Wednesday, April 16, 2014

Horses, Autos, Rockets

As pointed out in two earlier post, deciding how to focus the Point of View, or the place from which the reader “listens in” and/or “watches” will dictate how the story is written. The last decision in what voice to use is the time—past, present, or future—marked by the verb used. However, all of these do not have a place in some languages. Focusing on English usage, here are simplified examples.



In the Past

Past tense is the most common form in story-telling. Events are depicted as occurring sometime before the current moment or the time at which the narrative is constructed or expressed to an audience. (They ran, they saw, they were.)


In the Present

Events are depicted as occurring at the current moment as if in real time. (They run, they see, they are.) 

In the Future

Events occur at some time in the future, often as if the narrator has some kind of foreknowledge. Future-tense stories often have a prophetic tone and are very rare in literature. (They will.)

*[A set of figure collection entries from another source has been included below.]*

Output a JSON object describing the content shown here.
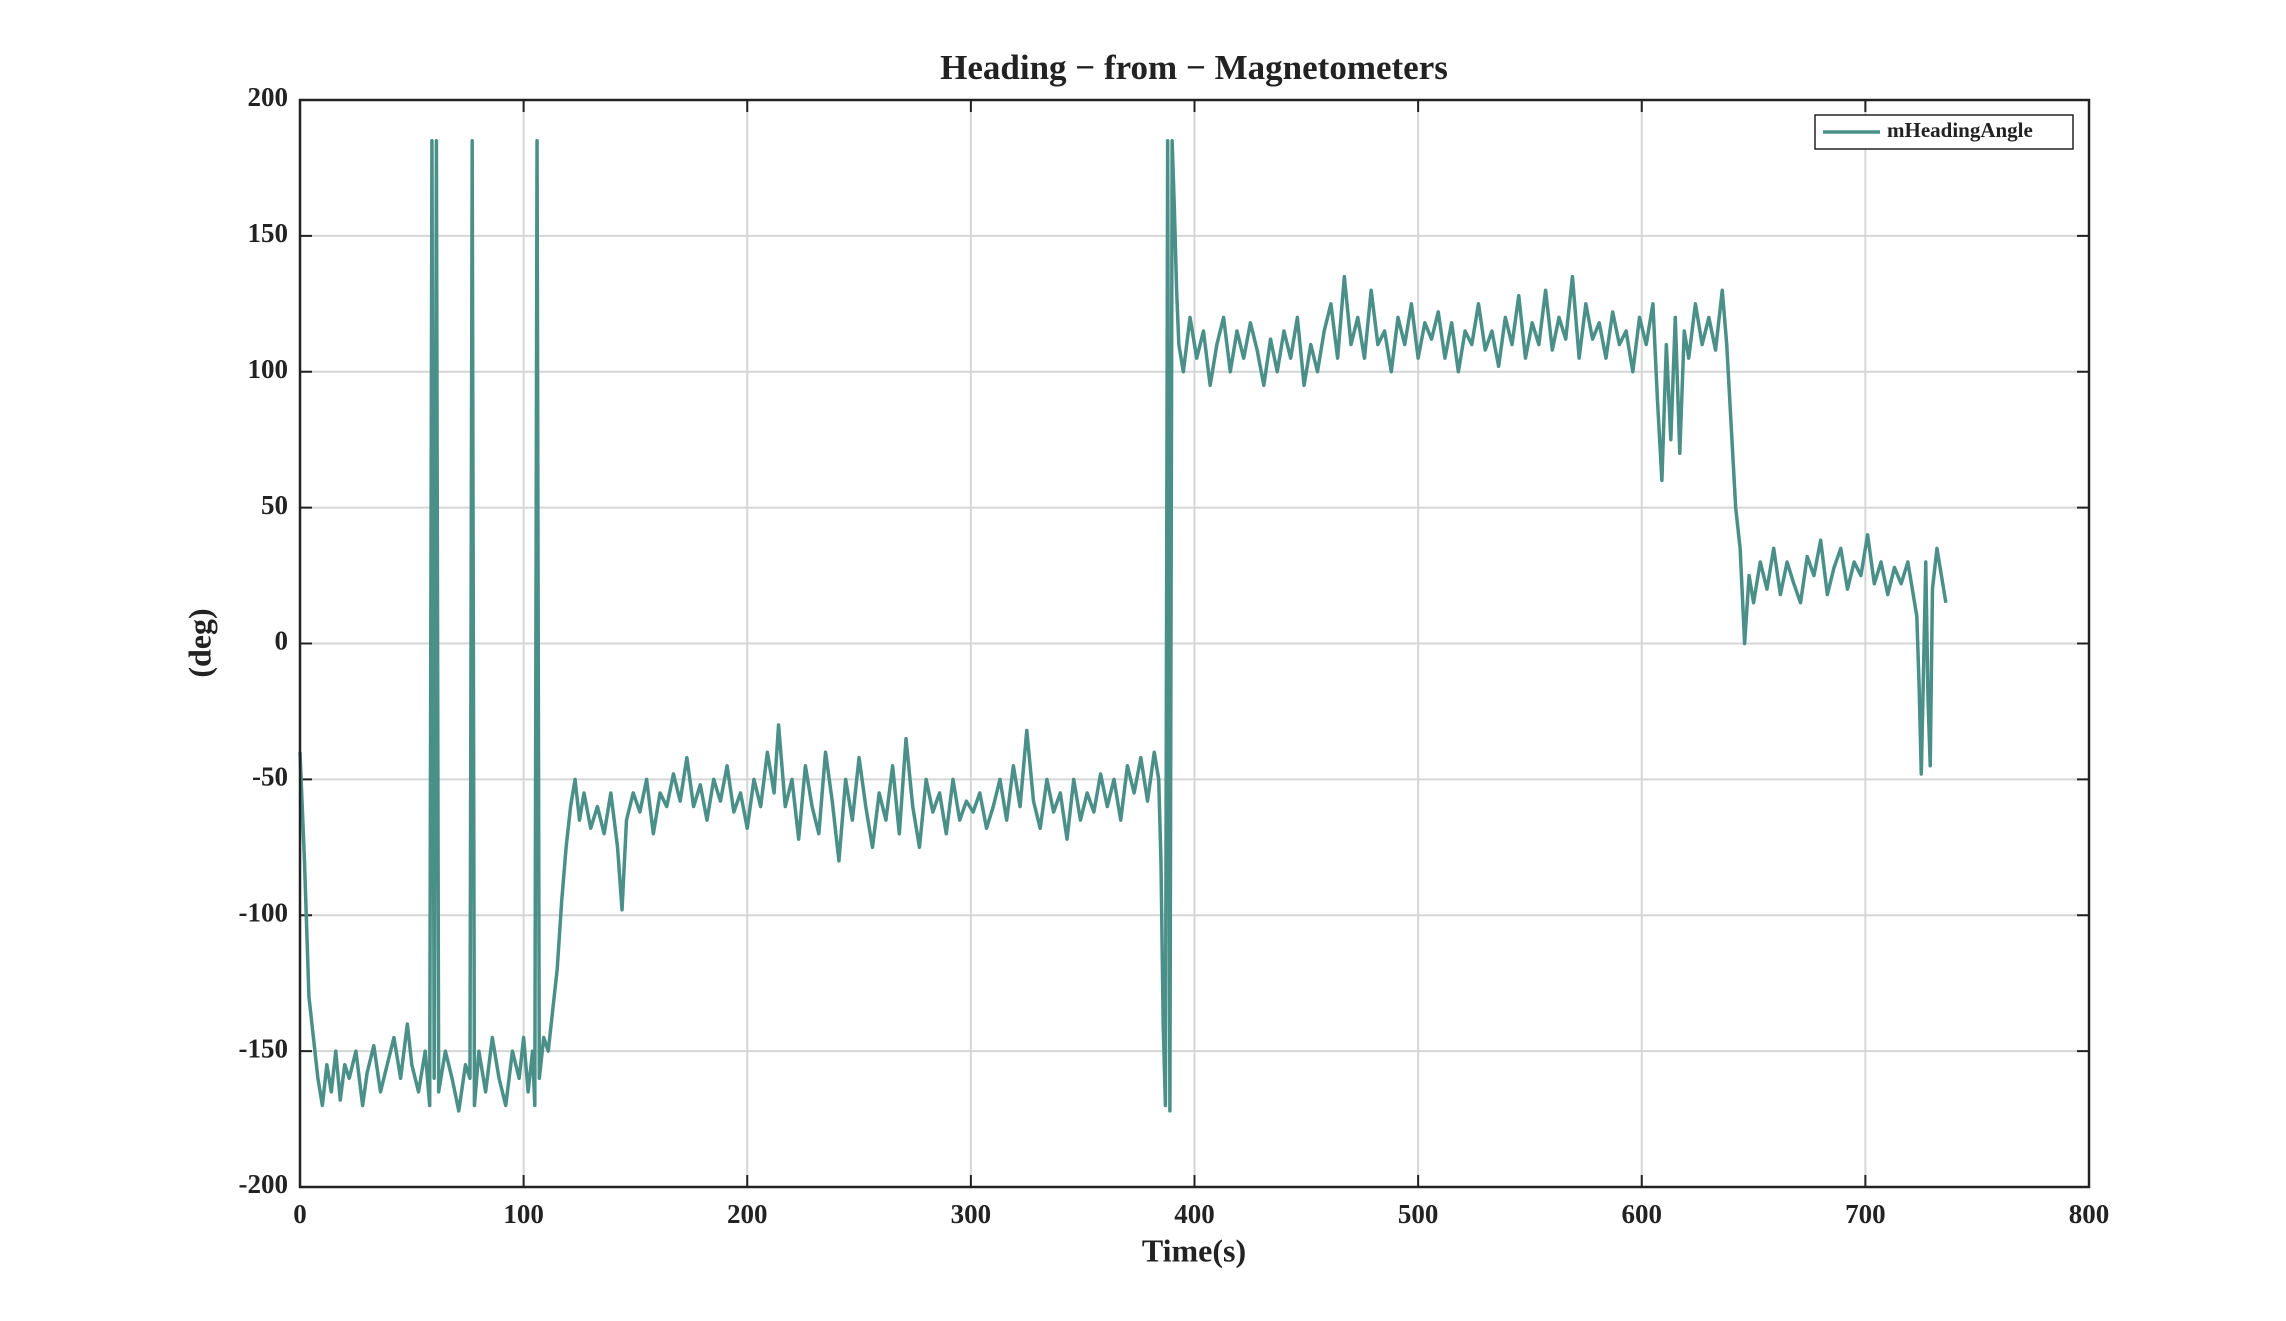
{
  "chart_data": {
    "type": "line",
    "title": "Heading − from − Magnetometers",
    "x_label": "Time(s)",
    "y_label": "(deg)",
    "xlim": [
      0,
      800
    ],
    "xticks": [
      0,
      100,
      200,
      300,
      400,
      500,
      600,
      700,
      800
    ],
    "ylim": [
      -200,
      200
    ],
    "yticks": [
      -200,
      -150,
      -100,
      -50,
      0,
      50,
      100,
      150,
      200
    ],
    "grid": true,
    "legend_position": "upper-right",
    "series": [
      {
        "name": "mHeadingAngle",
        "color": "#4a9088",
        "x": [
          0,
          2,
          4,
          6,
          8,
          10,
          12,
          14,
          16,
          18,
          20,
          22,
          25,
          28,
          30,
          33,
          36,
          39,
          42,
          45,
          48,
          50,
          53,
          56,
          58,
          59,
          60,
          61,
          62,
          65,
          68,
          71,
          74,
          76,
          77,
          78,
          80,
          83,
          86,
          89,
          92,
          95,
          98,
          100,
          102,
          104,
          105,
          106,
          107,
          109,
          111,
          113,
          115,
          117,
          119,
          121,
          123,
          125,
          127,
          130,
          133,
          136,
          139,
          142,
          144,
          146,
          149,
          152,
          155,
          158,
          161,
          164,
          167,
          170,
          173,
          176,
          179,
          182,
          185,
          188,
          191,
          194,
          197,
          200,
          203,
          206,
          209,
          212,
          214,
          217,
          220,
          223,
          226,
          229,
          232,
          235,
          238,
          241,
          244,
          247,
          250,
          253,
          256,
          259,
          262,
          265,
          268,
          271,
          274,
          277,
          280,
          283,
          286,
          289,
          292,
          295,
          298,
          301,
          304,
          307,
          310,
          313,
          316,
          319,
          322,
          325,
          328,
          331,
          334,
          337,
          340,
          343,
          346,
          349,
          352,
          355,
          358,
          361,
          364,
          367,
          370,
          373,
          376,
          379,
          382,
          384,
          385,
          386,
          387,
          388,
          389,
          390,
          391,
          392,
          393,
          395,
          398,
          401,
          404,
          407,
          410,
          413,
          416,
          419,
          422,
          425,
          428,
          431,
          434,
          437,
          440,
          443,
          446,
          449,
          452,
          455,
          458,
          461,
          464,
          467,
          470,
          473,
          476,
          479,
          482,
          485,
          488,
          491,
          494,
          497,
          500,
          503,
          506,
          509,
          512,
          515,
          518,
          521,
          524,
          527,
          530,
          533,
          536,
          539,
          542,
          545,
          548,
          551,
          554,
          557,
          560,
          563,
          566,
          569,
          572,
          575,
          578,
          581,
          584,
          587,
          590,
          593,
          596,
          599,
          602,
          605,
          607,
          609,
          611,
          613,
          615,
          617,
          619,
          621,
          624,
          627,
          630,
          633,
          636,
          638,
          640,
          642,
          644,
          646,
          648,
          650,
          653,
          656,
          659,
          662,
          665,
          668,
          671,
          674,
          677,
          680,
          683,
          686,
          689,
          692,
          695,
          698,
          701,
          704,
          707,
          710,
          713,
          716,
          719,
          721,
          723,
          724,
          725,
          726,
          727,
          728,
          729,
          730,
          732,
          734,
          736
        ],
        "values": [
          -40,
          -80,
          -130,
          -145,
          -160,
          -170,
          -155,
          -165,
          -150,
          -168,
          -155,
          -160,
          -150,
          -170,
          -158,
          -148,
          -165,
          -155,
          -145,
          -160,
          -140,
          -155,
          -165,
          -150,
          -170,
          185,
          -160,
          185,
          -165,
          -150,
          -160,
          -172,
          -155,
          -160,
          185,
          -170,
          -150,
          -165,
          -145,
          -160,
          -170,
          -150,
          -160,
          -145,
          -165,
          -150,
          -170,
          185,
          -160,
          -145,
          -150,
          -135,
          -120,
          -95,
          -75,
          -60,
          -50,
          -65,
          -55,
          -68,
          -60,
          -70,
          -55,
          -75,
          -98,
          -65,
          -55,
          -62,
          -50,
          -70,
          -55,
          -60,
          -48,
          -58,
          -42,
          -60,
          -52,
          -65,
          -50,
          -58,
          -45,
          -62,
          -55,
          -68,
          -50,
          -60,
          -40,
          -55,
          -30,
          -60,
          -50,
          -72,
          -45,
          -60,
          -70,
          -40,
          -58,
          -80,
          -50,
          -65,
          -42,
          -60,
          -75,
          -55,
          -65,
          -45,
          -70,
          -35,
          -60,
          -75,
          -50,
          -62,
          -55,
          -70,
          -50,
          -65,
          -58,
          -62,
          -55,
          -68,
          -60,
          -50,
          -65,
          -45,
          -60,
          -32,
          -58,
          -68,
          -50,
          -62,
          -55,
          -72,
          -50,
          -65,
          -55,
          -62,
          -48,
          -60,
          -50,
          -65,
          -45,
          -55,
          -42,
          -58,
          -40,
          -50,
          -80,
          -140,
          -170,
          185,
          -172,
          185,
          160,
          130,
          110,
          100,
          120,
          105,
          115,
          95,
          110,
          120,
          100,
          115,
          105,
          118,
          108,
          95,
          112,
          100,
          115,
          105,
          120,
          95,
          110,
          100,
          115,
          125,
          105,
          135,
          110,
          120,
          105,
          130,
          110,
          115,
          100,
          120,
          110,
          125,
          105,
          118,
          112,
          122,
          105,
          118,
          100,
          115,
          110,
          125,
          108,
          115,
          102,
          120,
          110,
          128,
          105,
          118,
          110,
          130,
          108,
          120,
          112,
          135,
          105,
          125,
          112,
          118,
          105,
          122,
          110,
          115,
          100,
          120,
          110,
          125,
          90,
          60,
          110,
          75,
          120,
          70,
          115,
          105,
          125,
          110,
          120,
          108,
          130,
          110,
          80,
          50,
          35,
          0,
          25,
          15,
          30,
          20,
          35,
          18,
          30,
          22,
          15,
          32,
          25,
          38,
          18,
          28,
          35,
          20,
          30,
          25,
          40,
          22,
          30,
          18,
          28,
          22,
          30,
          20,
          10,
          -15,
          -48,
          -10,
          30,
          -20,
          -45,
          20,
          35,
          25,
          15
        ]
      }
    ]
  }
}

Any discussion of word tense can become complicated with technical aspects, an English teacher or grammarian's delight, putting most of us to sleep. These discussions on Point of View are simply food on a writer's table from which he or she will select to partake.

Seen in its entirety, the Point of View is the most important decision a writer must make before putting down the first word as it dictates how the story is told. Fortunately, this writer works in a temperate climate so that it is possible to sit in a lounger outside and mentally play with various forms, and then going to the trouble of writing some of the opening chapter using various forms of voice, place, and time. Even then, on one occasion, half way through a tale I was not at all happy with the choice, necessitating a major revision.